Film jest wiarygodnie zagrany przez parę głównych bohaterów, zdjęcia i oprawa dźwiękowa profesjonalne, a fabuła powinna być bliska każdemu kto spędził chociaż kilka dni na kwarantannie.
Klasyczny horror
Grupa nieznajomych wybiera się razem w trasę kamperem, by zaoszczędzić na paliwie. W pewnym momencie rozbijają się. Przytomność odzyskują w pobliżu domu, w którym odnajdują ołtarz z postaciami miejscowej legendy. A postacie te są żądne krwi.
“Klasyczny horror” w pierwszej połowie prezentuje się bardzo klasycznie: mamy zbieraninę bohaterów, złowrogi las, kultystów i składanie ofiar. Reżyser umiejętnie buduje tu duszny klimat nieznanego zagrożenia serwując nam w umiejętny sposób klasyczne zagrania fabularne. Całość jest oprawiona ładnymi zdjęciami, malowniczymi kadrami i sugestywną ścieżką dźwiękową.

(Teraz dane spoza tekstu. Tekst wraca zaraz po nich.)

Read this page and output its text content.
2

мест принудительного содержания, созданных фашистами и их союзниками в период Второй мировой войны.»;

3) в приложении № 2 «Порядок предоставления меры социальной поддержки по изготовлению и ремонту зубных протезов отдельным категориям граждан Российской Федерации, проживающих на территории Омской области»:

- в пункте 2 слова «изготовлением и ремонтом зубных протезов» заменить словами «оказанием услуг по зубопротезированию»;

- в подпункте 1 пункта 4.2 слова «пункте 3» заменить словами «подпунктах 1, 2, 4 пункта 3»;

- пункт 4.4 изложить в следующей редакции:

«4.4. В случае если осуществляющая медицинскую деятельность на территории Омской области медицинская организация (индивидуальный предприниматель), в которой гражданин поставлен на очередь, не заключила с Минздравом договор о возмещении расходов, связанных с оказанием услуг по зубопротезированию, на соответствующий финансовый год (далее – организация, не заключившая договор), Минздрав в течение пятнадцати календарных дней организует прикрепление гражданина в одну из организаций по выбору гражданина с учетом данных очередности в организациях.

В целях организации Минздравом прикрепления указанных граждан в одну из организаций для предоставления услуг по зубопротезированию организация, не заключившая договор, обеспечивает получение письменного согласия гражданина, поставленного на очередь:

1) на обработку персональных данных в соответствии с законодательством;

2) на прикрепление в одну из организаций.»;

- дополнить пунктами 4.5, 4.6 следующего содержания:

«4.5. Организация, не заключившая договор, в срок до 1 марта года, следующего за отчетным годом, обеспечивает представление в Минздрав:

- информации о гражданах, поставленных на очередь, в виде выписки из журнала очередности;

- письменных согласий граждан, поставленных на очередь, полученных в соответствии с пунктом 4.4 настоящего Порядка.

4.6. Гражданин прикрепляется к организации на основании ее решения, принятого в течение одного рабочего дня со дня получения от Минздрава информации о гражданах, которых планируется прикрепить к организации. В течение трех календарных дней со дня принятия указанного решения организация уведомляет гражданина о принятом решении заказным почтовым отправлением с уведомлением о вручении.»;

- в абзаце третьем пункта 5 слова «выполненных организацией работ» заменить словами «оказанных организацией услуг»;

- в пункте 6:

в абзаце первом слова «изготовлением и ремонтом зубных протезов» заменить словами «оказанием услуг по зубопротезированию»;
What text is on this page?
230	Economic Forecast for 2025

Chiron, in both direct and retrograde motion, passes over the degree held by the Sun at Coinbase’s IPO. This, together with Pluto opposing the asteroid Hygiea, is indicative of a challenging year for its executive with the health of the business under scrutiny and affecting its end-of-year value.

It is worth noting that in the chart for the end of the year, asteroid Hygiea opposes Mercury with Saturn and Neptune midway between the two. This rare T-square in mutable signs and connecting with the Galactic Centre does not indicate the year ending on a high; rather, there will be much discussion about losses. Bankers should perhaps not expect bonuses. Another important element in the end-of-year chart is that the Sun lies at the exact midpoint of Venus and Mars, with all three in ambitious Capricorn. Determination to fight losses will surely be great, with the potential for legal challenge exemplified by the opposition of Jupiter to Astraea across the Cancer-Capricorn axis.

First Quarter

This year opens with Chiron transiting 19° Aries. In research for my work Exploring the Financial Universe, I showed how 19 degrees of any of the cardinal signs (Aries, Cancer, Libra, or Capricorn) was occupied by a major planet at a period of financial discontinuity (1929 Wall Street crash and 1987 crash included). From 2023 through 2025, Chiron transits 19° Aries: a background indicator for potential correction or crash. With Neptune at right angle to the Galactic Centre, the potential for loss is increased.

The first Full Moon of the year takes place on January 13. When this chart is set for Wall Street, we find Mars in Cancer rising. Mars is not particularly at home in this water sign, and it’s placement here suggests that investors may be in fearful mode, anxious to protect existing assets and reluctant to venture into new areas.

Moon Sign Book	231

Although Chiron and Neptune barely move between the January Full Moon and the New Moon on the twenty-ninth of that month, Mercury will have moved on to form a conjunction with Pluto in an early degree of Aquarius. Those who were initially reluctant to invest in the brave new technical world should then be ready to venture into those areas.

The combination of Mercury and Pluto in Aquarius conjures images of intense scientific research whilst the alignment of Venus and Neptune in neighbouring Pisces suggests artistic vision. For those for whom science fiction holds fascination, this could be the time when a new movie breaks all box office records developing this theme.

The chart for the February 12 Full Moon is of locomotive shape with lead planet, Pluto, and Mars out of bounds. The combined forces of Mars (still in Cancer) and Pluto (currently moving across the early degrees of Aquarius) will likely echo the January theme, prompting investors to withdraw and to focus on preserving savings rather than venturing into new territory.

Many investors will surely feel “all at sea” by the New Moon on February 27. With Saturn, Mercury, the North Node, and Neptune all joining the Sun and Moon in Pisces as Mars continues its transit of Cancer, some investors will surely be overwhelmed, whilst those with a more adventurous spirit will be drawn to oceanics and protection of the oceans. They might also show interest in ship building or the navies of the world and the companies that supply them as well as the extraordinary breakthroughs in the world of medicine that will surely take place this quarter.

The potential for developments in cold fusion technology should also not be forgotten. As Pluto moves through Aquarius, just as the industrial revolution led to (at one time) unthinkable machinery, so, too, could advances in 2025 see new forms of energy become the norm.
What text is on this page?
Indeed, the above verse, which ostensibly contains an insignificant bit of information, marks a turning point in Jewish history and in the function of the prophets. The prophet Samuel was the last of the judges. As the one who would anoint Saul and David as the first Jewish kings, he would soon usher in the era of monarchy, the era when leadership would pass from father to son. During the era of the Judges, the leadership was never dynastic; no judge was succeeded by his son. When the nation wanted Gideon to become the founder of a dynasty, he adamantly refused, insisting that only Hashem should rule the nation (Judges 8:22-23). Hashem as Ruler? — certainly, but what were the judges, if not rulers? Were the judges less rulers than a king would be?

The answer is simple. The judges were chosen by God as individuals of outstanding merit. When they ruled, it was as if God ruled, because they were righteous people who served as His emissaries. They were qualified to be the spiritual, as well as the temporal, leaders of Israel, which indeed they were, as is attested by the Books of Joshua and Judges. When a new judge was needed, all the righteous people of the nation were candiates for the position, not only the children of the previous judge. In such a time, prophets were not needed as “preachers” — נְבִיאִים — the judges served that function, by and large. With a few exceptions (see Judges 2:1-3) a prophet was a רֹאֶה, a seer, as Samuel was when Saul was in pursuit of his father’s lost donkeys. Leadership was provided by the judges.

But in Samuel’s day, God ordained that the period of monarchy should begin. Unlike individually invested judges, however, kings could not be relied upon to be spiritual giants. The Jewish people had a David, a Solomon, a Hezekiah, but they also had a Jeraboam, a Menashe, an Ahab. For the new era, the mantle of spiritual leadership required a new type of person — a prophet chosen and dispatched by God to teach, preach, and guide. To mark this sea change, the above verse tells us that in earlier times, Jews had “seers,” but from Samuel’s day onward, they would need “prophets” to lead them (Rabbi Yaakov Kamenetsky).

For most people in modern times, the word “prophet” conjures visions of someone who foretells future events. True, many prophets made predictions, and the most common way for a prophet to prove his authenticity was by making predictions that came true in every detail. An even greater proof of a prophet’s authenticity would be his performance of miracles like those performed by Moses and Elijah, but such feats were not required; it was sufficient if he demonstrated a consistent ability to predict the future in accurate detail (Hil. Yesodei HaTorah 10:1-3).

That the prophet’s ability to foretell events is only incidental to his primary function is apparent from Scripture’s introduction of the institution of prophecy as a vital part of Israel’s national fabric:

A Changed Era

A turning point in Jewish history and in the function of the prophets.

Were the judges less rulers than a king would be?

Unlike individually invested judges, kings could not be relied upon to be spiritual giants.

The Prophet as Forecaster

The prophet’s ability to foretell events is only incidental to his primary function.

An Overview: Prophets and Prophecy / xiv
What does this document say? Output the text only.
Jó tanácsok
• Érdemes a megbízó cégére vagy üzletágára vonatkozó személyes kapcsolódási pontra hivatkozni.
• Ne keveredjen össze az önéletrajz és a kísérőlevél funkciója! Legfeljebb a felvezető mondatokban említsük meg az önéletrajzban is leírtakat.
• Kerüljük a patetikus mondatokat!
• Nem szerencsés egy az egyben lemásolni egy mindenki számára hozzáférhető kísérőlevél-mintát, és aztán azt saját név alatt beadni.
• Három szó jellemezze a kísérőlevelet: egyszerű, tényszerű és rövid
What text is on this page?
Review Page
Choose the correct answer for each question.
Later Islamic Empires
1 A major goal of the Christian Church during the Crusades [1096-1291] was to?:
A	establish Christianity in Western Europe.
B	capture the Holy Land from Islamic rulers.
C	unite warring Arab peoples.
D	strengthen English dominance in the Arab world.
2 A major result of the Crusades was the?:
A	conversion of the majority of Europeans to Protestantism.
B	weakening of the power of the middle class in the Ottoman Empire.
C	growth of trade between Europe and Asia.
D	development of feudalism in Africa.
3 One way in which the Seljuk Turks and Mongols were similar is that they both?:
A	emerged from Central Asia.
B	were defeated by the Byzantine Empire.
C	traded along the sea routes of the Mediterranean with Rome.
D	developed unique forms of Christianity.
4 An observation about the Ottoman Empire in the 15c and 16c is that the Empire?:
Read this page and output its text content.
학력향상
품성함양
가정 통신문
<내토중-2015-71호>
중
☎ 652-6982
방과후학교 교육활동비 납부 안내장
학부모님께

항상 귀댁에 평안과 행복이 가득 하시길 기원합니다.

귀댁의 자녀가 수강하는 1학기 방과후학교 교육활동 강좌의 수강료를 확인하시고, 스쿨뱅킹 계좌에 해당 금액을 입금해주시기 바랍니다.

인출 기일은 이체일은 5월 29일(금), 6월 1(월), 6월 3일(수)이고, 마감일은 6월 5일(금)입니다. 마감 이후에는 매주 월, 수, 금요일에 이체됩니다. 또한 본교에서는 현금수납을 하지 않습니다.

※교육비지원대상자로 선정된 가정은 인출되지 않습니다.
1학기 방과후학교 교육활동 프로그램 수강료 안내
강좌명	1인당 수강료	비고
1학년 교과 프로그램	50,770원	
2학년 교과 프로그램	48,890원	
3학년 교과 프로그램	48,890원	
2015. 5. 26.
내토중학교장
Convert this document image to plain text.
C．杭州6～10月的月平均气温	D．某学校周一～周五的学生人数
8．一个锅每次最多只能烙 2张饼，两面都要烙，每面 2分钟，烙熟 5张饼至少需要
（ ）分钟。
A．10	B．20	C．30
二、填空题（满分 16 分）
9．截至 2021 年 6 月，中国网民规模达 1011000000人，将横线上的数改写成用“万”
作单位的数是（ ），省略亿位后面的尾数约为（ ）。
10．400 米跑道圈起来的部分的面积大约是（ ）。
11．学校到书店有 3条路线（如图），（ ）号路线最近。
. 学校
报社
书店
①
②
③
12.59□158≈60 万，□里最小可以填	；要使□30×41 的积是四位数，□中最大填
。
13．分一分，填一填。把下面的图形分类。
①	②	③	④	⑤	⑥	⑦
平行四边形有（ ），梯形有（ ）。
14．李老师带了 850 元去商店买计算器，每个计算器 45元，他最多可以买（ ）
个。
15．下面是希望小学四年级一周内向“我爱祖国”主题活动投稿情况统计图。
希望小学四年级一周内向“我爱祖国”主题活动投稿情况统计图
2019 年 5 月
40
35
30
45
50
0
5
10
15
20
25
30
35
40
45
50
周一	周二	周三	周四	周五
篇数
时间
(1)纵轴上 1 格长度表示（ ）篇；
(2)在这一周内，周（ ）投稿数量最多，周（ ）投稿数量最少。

W drugiej połowie filmu jednak następuje twist fabularny, który całkowicie odmienia atmosferę “Klasycznego horroru” i patrzymy na wszystkie wydarzenia z nowej perspektywy. Czy ta nowa perspektywa jest dobra, czy zła musicie przekonać się sami. Pewne jest jednak, że takiego twistu fabularnego raczej nikt się nie spodziewał.